U.S. Economy Alters Face of Luxury Brands
Munich — In 2006, shortly after Hartmut Kraft took over as second-in-command at Chronoswiss, a well-regarded Swiss watch manufacturer based here, he initiated a meticulous three-year analysis of the brand’s performance in the United States.
His conclusion: It was time to fire the company’s independent distributor.
In addition to complaints about the distributor’s lack of advertising and poor retail network, which then numbered 60 stores, Mr. Kraft took issue with what he considered its exorbitant pricing. He recommended to the Chronoswiss chief executive, Gerd R. Lang, that the brand open its own subsidiary, and he offered to supervise its creation in 2008.
Instead, Mr. Lang gave Mr. Kraft the U.S. distributorship.
“That was September 2008, and we all know how much of a gift that was,” said Mr. Kraft, now the chief executive of Chronoswiss of North America, referring to his move to the United States, which coincided with the collapse of Lehman Brothers and the onset of a full-blown economic crisis. “It took me two weeks to figure out I had to close down the entire operation because of the mess I discovered.”
A year and a half later, Mr. Kraft is up to eight authorized retailers. He says he has plans to grow by no more than six new accounts this year — a prudence that reflects less the specific problems he identified at Chronoswiss than the systemic problems facing the entire U.S. watch market, historically Switzerland’s largest and most sophisticated.

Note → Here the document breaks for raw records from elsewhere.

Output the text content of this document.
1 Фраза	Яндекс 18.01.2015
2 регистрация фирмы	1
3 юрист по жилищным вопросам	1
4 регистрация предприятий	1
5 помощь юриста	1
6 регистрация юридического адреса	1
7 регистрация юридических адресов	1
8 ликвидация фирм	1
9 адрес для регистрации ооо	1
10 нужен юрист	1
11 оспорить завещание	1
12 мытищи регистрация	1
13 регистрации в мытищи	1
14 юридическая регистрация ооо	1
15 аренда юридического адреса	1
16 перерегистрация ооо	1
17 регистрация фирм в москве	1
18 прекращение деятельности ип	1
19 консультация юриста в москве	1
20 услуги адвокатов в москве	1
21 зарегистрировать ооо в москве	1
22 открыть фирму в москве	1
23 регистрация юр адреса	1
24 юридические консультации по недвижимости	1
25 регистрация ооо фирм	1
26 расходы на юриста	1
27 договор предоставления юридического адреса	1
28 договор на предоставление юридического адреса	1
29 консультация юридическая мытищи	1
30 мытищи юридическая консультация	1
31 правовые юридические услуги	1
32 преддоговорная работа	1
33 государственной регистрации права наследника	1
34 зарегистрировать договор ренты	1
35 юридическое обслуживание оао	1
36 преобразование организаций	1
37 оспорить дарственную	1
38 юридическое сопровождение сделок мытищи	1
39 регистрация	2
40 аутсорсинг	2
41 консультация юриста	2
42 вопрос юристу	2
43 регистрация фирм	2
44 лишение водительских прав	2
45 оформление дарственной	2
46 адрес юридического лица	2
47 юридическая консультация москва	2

In 2009, same-store retail watch sales in the United States dropped by an average of 14 percent compared with 2008, according to data collected by LGI Network, a market research firm specializing in the U.S. fine watch and jewelry industries. Exports from Switzerland to the United States over the same period recorded a much steeper decline of 38 percent. The discrepancy suggests that retailers were still dealing with excess inventories at the end of the year, one of the ongoing stories of the recession.